I can’t take much credit for the work that they did there, I was merely a care taker of the infrastructure that was installed long before I arrived but I can tell you about the work they were doing there. The project team, consisting mostly of developers with just 2 IT admins (including myself), was dedicated to preserving digital files in the same way you would do with a paper record. At the time a lot of people were still printing them off and then archiving them in that way however it became clear that this process wasn’t going to be sustainable, especially considering that the NAA had only catalogued about 10% of their entire collection when I was there (that’s right, they didn’t know what 90% of the stuff they had contained). Thankfully many of the ideas used in the physical realm translated well to the digital one and thus XENA was born.
XENA is an open source project headed by the team at NAA that can take everyday files and convert them into an archival format. This format contains not only the content but also the “essence” of the document, I.E. it’s presentation, layout and any quirks that make that document, that document. The viewer included is then able to reconstruct the original document using the data contained within the file and since the project is open source should the NAA cease development on the project the data will still be available for all of those who used the XENA program. The released version does not currently support video but I can tell you that they were working on it while I was there but the needs of archiving digital documents was the more pressing requirement at the time.
Ah ha, I’ll hear some film advocates say, but what about the medium you store them on? Surely there’s no platform that can guarantee that the data will still be readable in 20 years, heck even 10 I’ll bet! You might think this, and should you have bought any of the first generation of CD-Rs I wouldn’t fault you for it, but we have many ways of storing data for long term archival purposes. Tapes are by far the most popular (and stand the test of time quite well) but for truly archival quality data storage that exists today nothing beats magneto-optical discs which can have lives measured in centuries. Of course we could always dive into the world of cutting edge science for likes like a sapphire etched platinum disc that might be capable of storing data for up to 10 million years but I think I’ve already hammered home the point enough.

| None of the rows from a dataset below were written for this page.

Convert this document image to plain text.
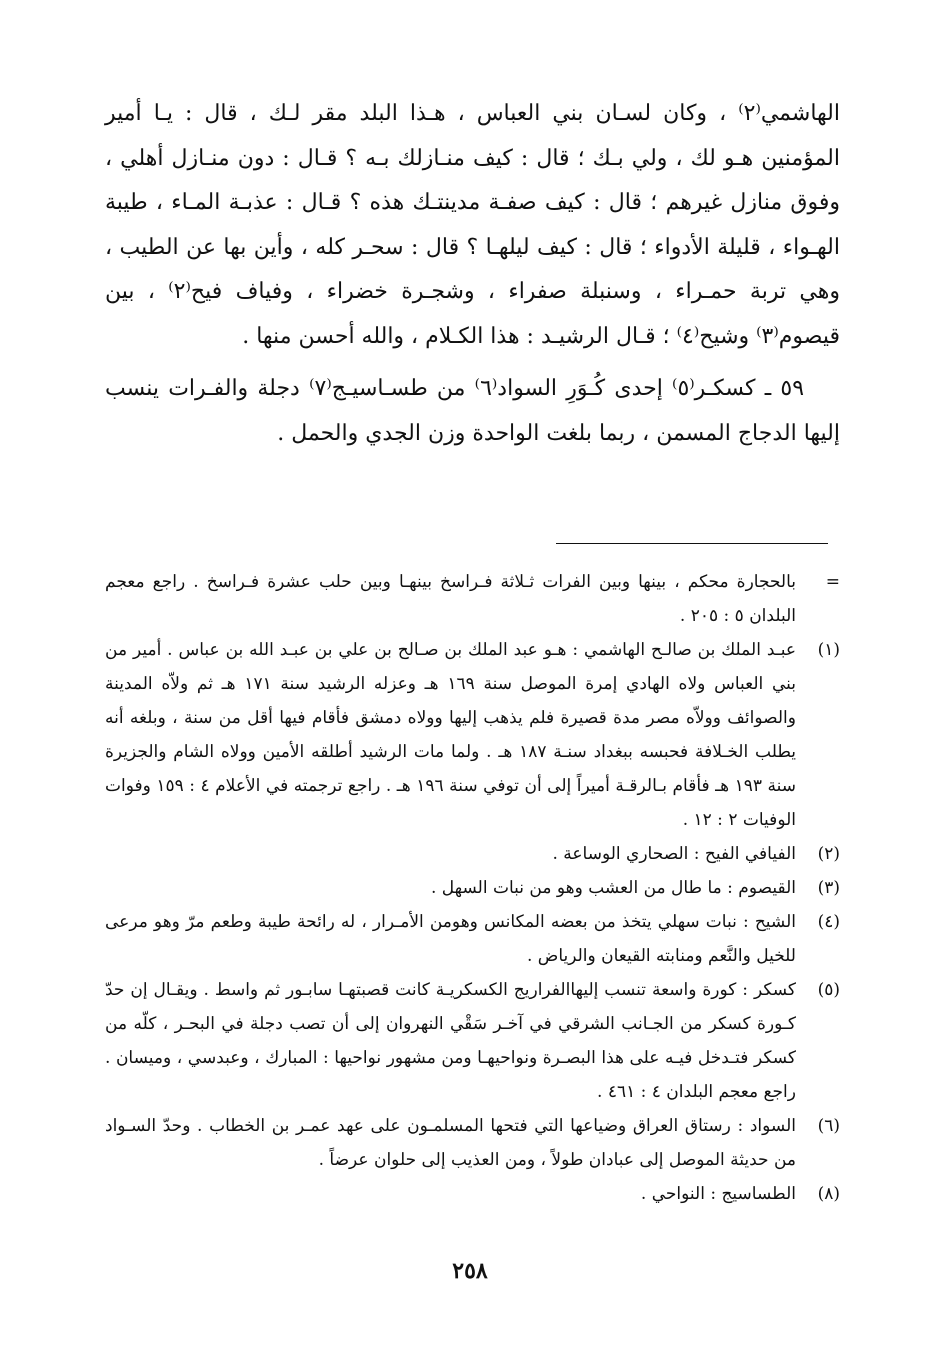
الهاشمي⁽٢⁾ ، وكان لسـان بني العباس ، هـذا البلد مقر لـك ، قال : يـا أمير المؤمنين هـو لك ، ولي بـك ؛ قال : كيف منـازلك بـه ؟ قـال : دون منـازل أهلي ، وفوق منازل غيرهم ؛ قال : كيف صفـة مدينتـك هذه ؟ قـال : عذبـة المـاء ، طيبة الهـواء ، قليلة الأدواء ؛ قال : كيف ليلهـا ؟ قال : سحـر كله ، وأين بها عن الطيب ، وهي تربة حمـراء ، وسنبلة صفراء ، وشجـرة خضراء ، وفياف فيح⁽٢⁾ ، بين قيصوم⁽٣⁾ وشيح⁽٤⁾ ؛ قـال الرشيـد : هذا الكـلام ، والله أحسن منها .

٥٩ ـ كسكـر⁽٥⁾ إحدى كُـوَرِ السواد⁽٦⁾ من طسـاسيـج⁽٧⁾ دجلة والفـرات ينسب إليها الدجاج المسمن ، ربما بلغت الواحدة وزن الجدي والحمل .

=
بالحجارة محكم ، بينها وبين الفرات ثـلاثة فـراسخ بينهـا وبين حلب عشرة فـراسخ . راجع معجم البلدان ٥ : ٢٠٥ .
(١)
عبـد الملك بن صالـح الهاشمي : هـو عبد الملك بن صـالح بن علي بن عبـد الله بن عباس . أمير من بني العباس ولاه الهادي إمرة الموصل سنة ١٦٩ هـ وعزله الرشيد سنة ١٧١ هـ ثم ولاّه المدينة والصوائف وولاّه مصر مدة قصيرة فلم يذهب إليها وولاه دمشق فأقام فيها أقل من سنة ، وبلغه أنه يطلب الخـلافة فحبسه ببغداد سنـة ١٨٧ هـ . ولما مات الرشيد أطلقه الأمين وولاه الشام والجزيرة سنة ١٩٣ هـ فأقام بـالرقـة أميراً إلى أن توفي سنة ١٩٦ هـ . راجع ترجمته في الأعلام ٤ : ١٥٩ وفوات الوفيات ٢ : ١٢ .
(٢)
الفيافي الفيح : الصحاري الوساعة .
(٣)
القيصوم : ما طال من العشب وهو من نبات السهل .
(٤)
الشيح : نبات سهلي يتخذ من بعضه المكانس وهومن الأمـرار ، له رائحة طيبة وطعم مرّ وهو مرعى للخيل والنَّعم ومنابته القيعان والرياض .
(٥)
كسكر : كورة واسعة تنسب إليهاالفراريج الكسكريـة كانت قصبتهـا سابـور ثم واسط . ويقـال إن حدّ كـورة كسكر من الجـانب الشرقي في آخـر سَقْي النهروان إلى أن تصب دجلة في البحـر ، كلّه من كسكر فتـدخل فيـه على هذا البصـرة ونواحيهـا ومن مشهور نواحيها : المبارك ، وعبدسي ، وميسان . راجع معجم البلدان ٤ : ٤٦١ .
(٦)
السواد : رستاق العراق وضياعها التي فتحها المسلمـون على عهد عمـر بن الخطاب . وحدّ السـواد من حديثة الموصل إلى عبادان طولاً ، ومن العذيب إلى حلوان عرضاً .
(٨)
الطساسيج : النواحي .
٢٥٨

There’s no denying that there are challenges to be overcome with the archival of digital data as the methods we developed for traditional means only serve as a pointer in the right direction. Indeed attempting to apply them to digital the world has often had disastrous results like the first reel of magnetic tape brought to the NAA which was inadvertenly baked in an oven (done with paper to kill microbes before archival), destroying the data forever. This isn’t to say we don’t have anything nor are we not working on it however and as technology improves so will the methods available for archiving digital data. It’s simply a matter of time until digital becomes as durable as its analogue counterpart and, dare I say it, not long before it surpasses it.